Tuning the pages_per_range

This is the most important tuning parameter. You’re balancing index size against the number of false positives (blocks it has to scan that don’t contain your data).

-- For super well-ordered data, maybe we can summarize 256 pages at a time?
CREATE INDEX idx_sensor_data_time_large_range ON sensor_data USING BRIN (reading_time) WITH (pages_per_range=256);

-- Or if the data is a bit messy, let's get more granular with 32 pages.
CREATE INDEX idx_sensor_data_time_small_range ON sensor_data USING BRIN (reading_time) WITH (pages_per_range=32);

How do you know what to pick? Query the pg_stats view to see the correlation of your column (a value of 1.0 is perfectly correlated to its physical order, -1.0 is perfectly inverse). Then, test! See which setting gives you the best query performance for a typical range query.

SELECT tablename, attname, correlation
FROM pg_stats
WHERE tablename = 'sensor_data';

The Maintenance Gotcha: Autosummarization

Here’s the part the manual often glosses over. When you insert new data, the BRIN index doesn’t instantly summarize it. A background process called autovacuum eventually comes along and does this in a process called “summarization.” This means your spanking new data is not in the index until that happens. Your queries for the latest data will miss it. This is, frankly, a bit absurd for a time-series append pattern.

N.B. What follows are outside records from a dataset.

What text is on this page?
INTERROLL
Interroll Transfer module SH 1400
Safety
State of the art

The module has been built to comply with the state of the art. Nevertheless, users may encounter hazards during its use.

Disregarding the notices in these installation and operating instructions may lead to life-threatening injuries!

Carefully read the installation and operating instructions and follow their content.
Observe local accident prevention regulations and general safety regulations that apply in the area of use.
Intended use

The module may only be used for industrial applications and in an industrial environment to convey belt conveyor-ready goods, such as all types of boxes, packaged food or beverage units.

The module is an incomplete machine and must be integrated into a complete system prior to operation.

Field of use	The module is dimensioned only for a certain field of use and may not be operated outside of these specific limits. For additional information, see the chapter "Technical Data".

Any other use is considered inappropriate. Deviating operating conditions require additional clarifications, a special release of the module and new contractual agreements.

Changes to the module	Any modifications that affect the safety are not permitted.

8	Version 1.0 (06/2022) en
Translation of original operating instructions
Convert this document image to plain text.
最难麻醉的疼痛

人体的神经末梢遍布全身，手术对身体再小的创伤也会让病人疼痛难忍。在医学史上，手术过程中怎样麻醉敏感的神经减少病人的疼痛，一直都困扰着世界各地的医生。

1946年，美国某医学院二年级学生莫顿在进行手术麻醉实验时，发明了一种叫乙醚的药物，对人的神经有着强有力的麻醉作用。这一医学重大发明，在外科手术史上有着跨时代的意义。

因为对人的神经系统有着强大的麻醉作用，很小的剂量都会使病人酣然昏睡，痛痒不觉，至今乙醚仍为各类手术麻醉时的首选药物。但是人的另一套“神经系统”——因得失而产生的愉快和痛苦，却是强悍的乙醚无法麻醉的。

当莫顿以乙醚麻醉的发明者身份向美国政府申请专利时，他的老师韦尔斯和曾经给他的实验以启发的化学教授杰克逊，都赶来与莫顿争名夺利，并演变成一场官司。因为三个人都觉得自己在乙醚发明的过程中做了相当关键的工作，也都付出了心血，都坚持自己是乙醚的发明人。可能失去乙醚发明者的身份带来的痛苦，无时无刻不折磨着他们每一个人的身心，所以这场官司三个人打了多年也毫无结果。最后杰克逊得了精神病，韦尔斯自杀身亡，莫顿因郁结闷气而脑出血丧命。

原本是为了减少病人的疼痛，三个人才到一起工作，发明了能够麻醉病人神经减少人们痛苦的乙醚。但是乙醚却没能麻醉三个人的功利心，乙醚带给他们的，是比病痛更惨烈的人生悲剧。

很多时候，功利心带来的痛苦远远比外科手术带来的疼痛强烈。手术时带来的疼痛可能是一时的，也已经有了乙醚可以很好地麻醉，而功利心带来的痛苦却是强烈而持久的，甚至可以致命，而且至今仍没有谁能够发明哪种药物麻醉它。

You can manually nudge it, though it’s a bit of a hack. The brin_summarize_new_values function will summarize the last few ranges.

-- Summarize the latest unsummarized ranges for our index
SELECT brin_summarize_new_values('idx_sensor_data_time');

For a high-insert system, you might need to schedule this more aggressively than autovacuum does. It’s a trade-off: more frequent summarization means your index is always fresh, but it adds overhead.

When to Use BRIN (And When to Run Away)

Use BRIN when:

The table is large. Don’t bother for a million rows; a B-tree is fine.
The data has a strong natural correlation with its physical order (e.g., timestamp-based append-only logs, a serial primary key).
You’re doing range queries (WHERE date > X AND date < Y) that align with that natural order.

Avoid BRIN like the plague when:

Your data is randomly ordered on disk. You’ll just get a terrible, terrible plan.
You need point queries (WHERE id = 1234). A BRIN will still scan a huge swath of the table. Use a B-tree.
You need to return results in a sorted order. BRIN doesn’t help with ORDER BY.

BRIN isn’t a silver bullet. It’s a scalpel for a very specific, data-warehouse-shaped problem. But when your data is ordered right and your queries are right, it performs miracles with a fraction of the resources. It’s the index that acknowledges that sometimes, being a little bit lazy and approximate is the most brilliant strategy of all.